If we're not vaccinated, we're not protected

Warrington Borough Council’s public health team is urging local people to check that they and their children have had the MMR vaccine that protects against measles. 


With measles continuing to increase across the country – and cases now in Warrington - it is particularly important for people to make sure they are vaccinated.

Nationally, the majority of cases have been in children under the age of 10. However, the current outbreak has been affecting people of all ages, with many of these cases linked to nurseries and schools.

Over half of those affected have required hospital treatment. In most of these cases the person was unvaccinated or had only had one dose of the vaccine.

Measles is a highly infectious disease that is spread through coughing and sneezing. It can lead to serious problems such as pneumonia, bronchitis, ear infections and on rare occasions, long-term disability or death.

Measles symptoms to be aware of include:

• high fever

• sore, red, watery eyes

• coughing

• small greyish-white spots in the mouth

• aching and feeling generally unwell

• a blotchy red brown rash, which usually appears after the initial symptoms.

Measles is more contagious than COVID-19 and being in close contact with someone who has the virus is enough to catch it if you are not vaccinated. Just one person can pass the virus on to 15-20 people if they are in close proximity for a short period of time.

Measles isn’t just a just a childhood disease – it can make adults seriously unwell too. People in certain risk groups including babies and young children, pregnant women, and people with weakened immunity, are at increased risk of complications from measles.
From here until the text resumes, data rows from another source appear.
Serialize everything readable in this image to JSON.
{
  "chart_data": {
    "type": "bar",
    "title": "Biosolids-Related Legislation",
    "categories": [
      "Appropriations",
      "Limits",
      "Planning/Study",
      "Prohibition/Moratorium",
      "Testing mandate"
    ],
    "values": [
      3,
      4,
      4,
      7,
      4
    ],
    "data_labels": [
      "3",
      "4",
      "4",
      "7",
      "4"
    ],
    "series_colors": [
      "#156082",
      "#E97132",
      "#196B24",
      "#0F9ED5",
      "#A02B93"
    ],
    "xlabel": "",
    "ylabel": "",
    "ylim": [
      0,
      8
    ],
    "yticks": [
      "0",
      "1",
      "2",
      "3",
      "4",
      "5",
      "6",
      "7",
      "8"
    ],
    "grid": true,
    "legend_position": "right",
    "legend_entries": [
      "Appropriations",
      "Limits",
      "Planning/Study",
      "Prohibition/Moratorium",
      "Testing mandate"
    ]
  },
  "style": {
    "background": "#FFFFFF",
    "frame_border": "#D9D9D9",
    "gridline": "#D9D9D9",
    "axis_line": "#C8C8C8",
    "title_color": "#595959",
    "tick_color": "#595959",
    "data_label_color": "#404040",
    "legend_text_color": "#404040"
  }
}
The free MMR vaccine is a safe and effective way of protecting against measles, as well as mumps and rubella. The vaccine only takes a few minutes, it is given as an injection into the muscle of the thigh or upper arm. Having two doses of the MMR vaccine at the right time (dose 1 from 12 months, and dose 2 from 3 years 4 months) is the best way to protect you and help prevent it spreading, especially to those most vulnerable.

If anyone has missed one or both doses of the MMR vaccine, contact your GP practice to book an appointment.

David Herne, Director of Public Health at Warrington Borough Council said: “With measles cases increasing nationally and with the first cases here in Warrington, it’s vital that we send out the message to everyone to check your children’s as well as your own MMR status and ensure that you have had both doses.

“If you are not protected, please take action now. The MMR vaccine is the best way to protect ourselves and our loved ones and prevent the illness spreading further.”

Anyone with symptoms of measles is advised to stay at home and phone their GP practice or NHS 111 for advice before visiting the practice or A&E.